Another former housing minister, as well as former tourism and interior ministers, have also been arrested on charges of corruption. Ahmed Ezz, a high-level party official and close confidant of the former president's son, Gamal Mubarak, is also in prison awaiting trial.
"We need our money to come back. We will stay here until our money comes again," said protester Mohammed Garib.
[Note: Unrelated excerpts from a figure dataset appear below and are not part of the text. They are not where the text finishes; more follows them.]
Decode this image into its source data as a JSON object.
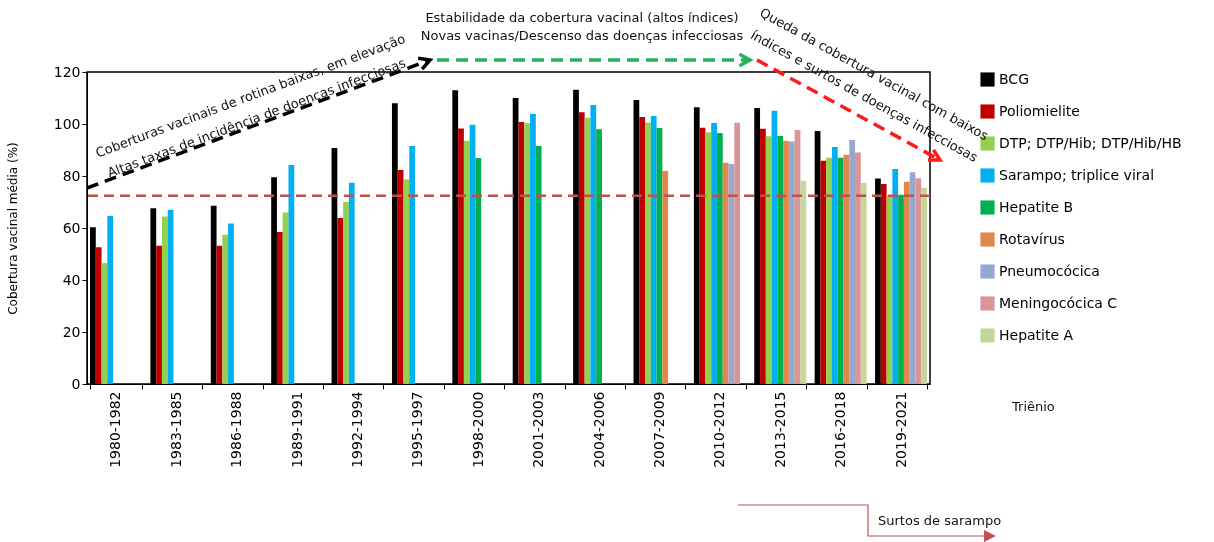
{
  "chart_data": {
    "type": "bar",
    "ylabel": "Cobertura vacinal média (%)",
    "categories": [
      "1980-1982",
      "1983-1985",
      "1986-1988",
      "1989-1991",
      "1992-1994",
      "1995-1997",
      "1998-2000",
      "2001-2003",
      "2004-2006",
      "2007-2009",
      "2010-2012",
      "2013-2015",
      "2016-2018",
      "2019-2021"
    ],
    "series": [
      {
        "name": "BCG",
        "color": "#000000",
        "values": [
          60.3,
          67.6,
          68.6,
          79.5,
          90.8,
          108,
          113,
          110,
          113.2,
          109.2,
          106.4,
          106.2,
          97.3,
          79
        ]
      },
      {
        "name": "Poliomielite",
        "color": "#c00000",
        "values": [
          52.6,
          53.2,
          53.2,
          58.5,
          63.8,
          82.3,
          98.3,
          100.8,
          104.5,
          102.7,
          98.6,
          98.2,
          85.9,
          76.9
        ]
      },
      {
        "name": "DTP; DTP/Hib; DTP/Hib/HB",
        "color": "#92d050",
        "values": [
          46.5,
          64.4,
          57.4,
          66,
          70,
          78.7,
          93.6,
          100.3,
          102.4,
          100.6,
          96.8,
          95.3,
          87,
          72.4
        ]
      },
      {
        "name": "Sarampo; triplice viral",
        "color": "#00b0f0",
        "values": [
          64.7,
          67,
          61.7,
          84.2,
          77.4,
          91.5,
          99.7,
          103.8,
          107.3,
          103.1,
          100.4,
          105.1,
          91.2,
          82.7
        ]
      },
      {
        "name": "Hepatite B",
        "color": "#00b050",
        "values": [
          null,
          null,
          null,
          null,
          null,
          null,
          86.9,
          91.5,
          98,
          98.5,
          96.5,
          95.4,
          87,
          72.8
        ]
      },
      {
        "name": "Rotavírus",
        "color": "#e0884a",
        "values": [
          null,
          null,
          null,
          null,
          null,
          null,
          null,
          null,
          null,
          81.9,
          85.1,
          93.6,
          88.2,
          77.8
        ]
      },
      {
        "name": "Pneumocócica",
        "color": "#95a9d0",
        "values": [
          null,
          null,
          null,
          null,
          null,
          null,
          null,
          null,
          null,
          null,
          84.6,
          93.3,
          93.8,
          81.4
        ]
      },
      {
        "name": "Meningocócica C",
        "color": "#d99694",
        "values": [
          null,
          null,
          null,
          null,
          null,
          null,
          null,
          null,
          null,
          null,
          100.5,
          97.7,
          89,
          79.1
        ]
      },
      {
        "name": "Hepatite A",
        "color": "#c4d79b",
        "values": [
          null,
          null,
          null,
          null,
          null,
          null,
          null,
          null,
          null,
          null,
          null,
          78.2,
          77.3,
          75.5
        ]
      }
    ],
    "ylim": [
      0,
      120
    ],
    "yticks": [
      0,
      20,
      40,
      60,
      80,
      100,
      120
    ],
    "legend": "right",
    "ref_lines": [
      {
        "axis": "y",
        "value": 72.4,
        "color": "#c0504d",
        "line_style": "dashed"
      }
    ],
    "annotations": [
      "Coberturas vacinais de rotina baixas, em elevação",
      "Altas taxas de incidência de doenças infecciosas",
      "Estabilidade da cobertura vacinal (altos índices)",
      "Novas vacinas/Descenso das doenças infecciosas",
      "Queda da cobertura vacinal com baixos",
      "índices e surtos de doenças infecciosas",
      "Surtos de sarampo",
      "Triênio"
    ]
  }
}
Friday's numbers were bolstered by the presence of the Muslim Brotherhood, Egypt's most powerful Islamist political group and a champion of democratic reforms under Mr. Mubarak's rule. The Brotherhood's official call for members to participate in the demonstrations came after two months in which the group was seen as working closely with military leaders.
Following the violence on Friday night, the Brotherhood released a statement blaming the military's attacks on elements of the former regime who hope to cling to power by inciting chaos. The statement praised the military-led transition to democracy and called on Egyptians to continue supporting the armed forces.
The dissatisfaction with the military seems to have spread to within the ranks. In YouTube videos posted this week, at least two Egyptian soldiers said they would participate in Friday's protests. On Thursday, Maj. Mohamed Askar, a spokesman for the Supreme Council of the Armed Forces, told CNN that any soldiers who participate in the demonstration will face an "immediate military tribunal."
Despite demonstrators' pique, it remains unclear whether their demands match those of Egypt's 80 million people. According to a poll released this week by the New York-based International Peace Institute, 77% of Egyptians said they still view the military favorably. A separate 2008 poll by the New York-based Charney Research group showed a 90% approval rate.
Protesters nevertheless took Friday's large turnout as a vote of confidence for a youth movement whose power to sway public opinion appeared to have been fading.
The revolutionary youth were humbled when voters accepted a set of controversial constitutional amendments in a referendum in mid-March despite their forceful campaign urging Egyptians to vote "no." Protests last Friday, also organized to seek the prosecution of former regime officials, drew far fewer people.
"Obviously, the Supreme Council is not supporting the people's interests," said Ahmed Naguib, one of the protest leaders who said he helped plan Friday's march in Tahrir Square. "So the people are taking into their own hands what the military council should be taking into their own hands."